Published on January 12th, 2012 | by James Johnson2
Milky Way Galaxy Is Home To Massive Number Of Planets
It was only several decades ago that astronomers believed that planets orbited other stars but they had no direct evidence of that assumption, fast forward 20 years later and scientists now believe the Milky Way Galaxy not only has star orbiting planets, but the number of them could be massive.
According to Kailash Sahu of the Space Telescope Science Institute in Baltimore, Maryland, co-author of a new study publishing in the Jan. 11 Nature:
“We find that, on average, every star has a planet, and since there are at least 100 billion stars, there are at least 100 billion planets.”
Sahu and his fellow researchers used a process known as gravitational microlensing to determine the probability of a planet orbiting a sun. Under Einstein’s Theory of Relativity a massive object bends the very fabric of space-time and therefore even the relatively small mass of a planet would be enough to curve space-time and create a “lens” that researchers could find.
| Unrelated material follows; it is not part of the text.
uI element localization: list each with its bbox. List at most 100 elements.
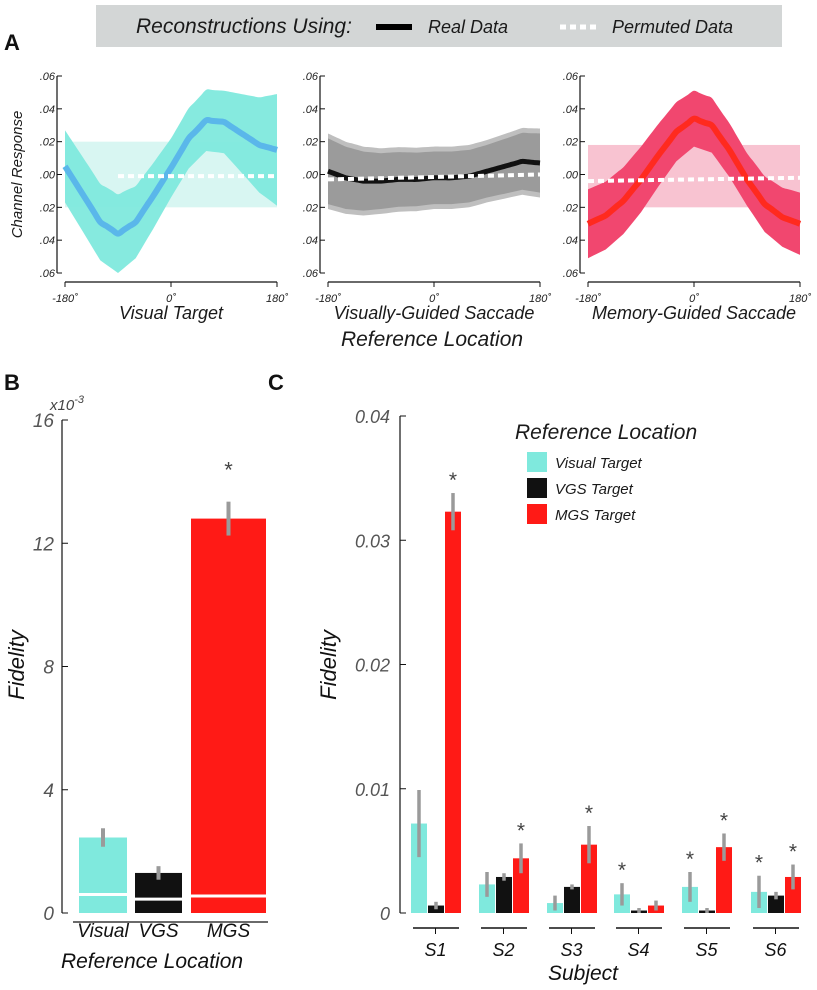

By passing in front of a star an exoplanet bends light, causing a brightening of the star’s own light output.
Because microlensing allows astronomers to look at a large sample of stars for exoplanets it is able to discover planets with many different masses and find the distances from their star.
Looking through more than 30 different microlensing events the team found that three extrasolar planets caused a lensing effect. Because scientists known that a certain percentage of planets are missed via the lensing process Sahu’s team was then able to com e up with a likely estimate for the number of exoplanets in the galaxy.
So what did they find? According to Sahu:
“We think about one-sixth of stars should have a Jupiter-like planet, half have a Neptune-sized planet, and two-thirds should have an Earth.”
Since researchers believe there are at least 100 billion stars in the Milky Way Galaxy that would mean there are also nearly 66 billion other planets.
While the research is obviously far from complete and relies on general percentage statistics it does show us that our understanding of the Milky Way Galaxy and it’s vast network of stars and planets still leaves plenty to be determined.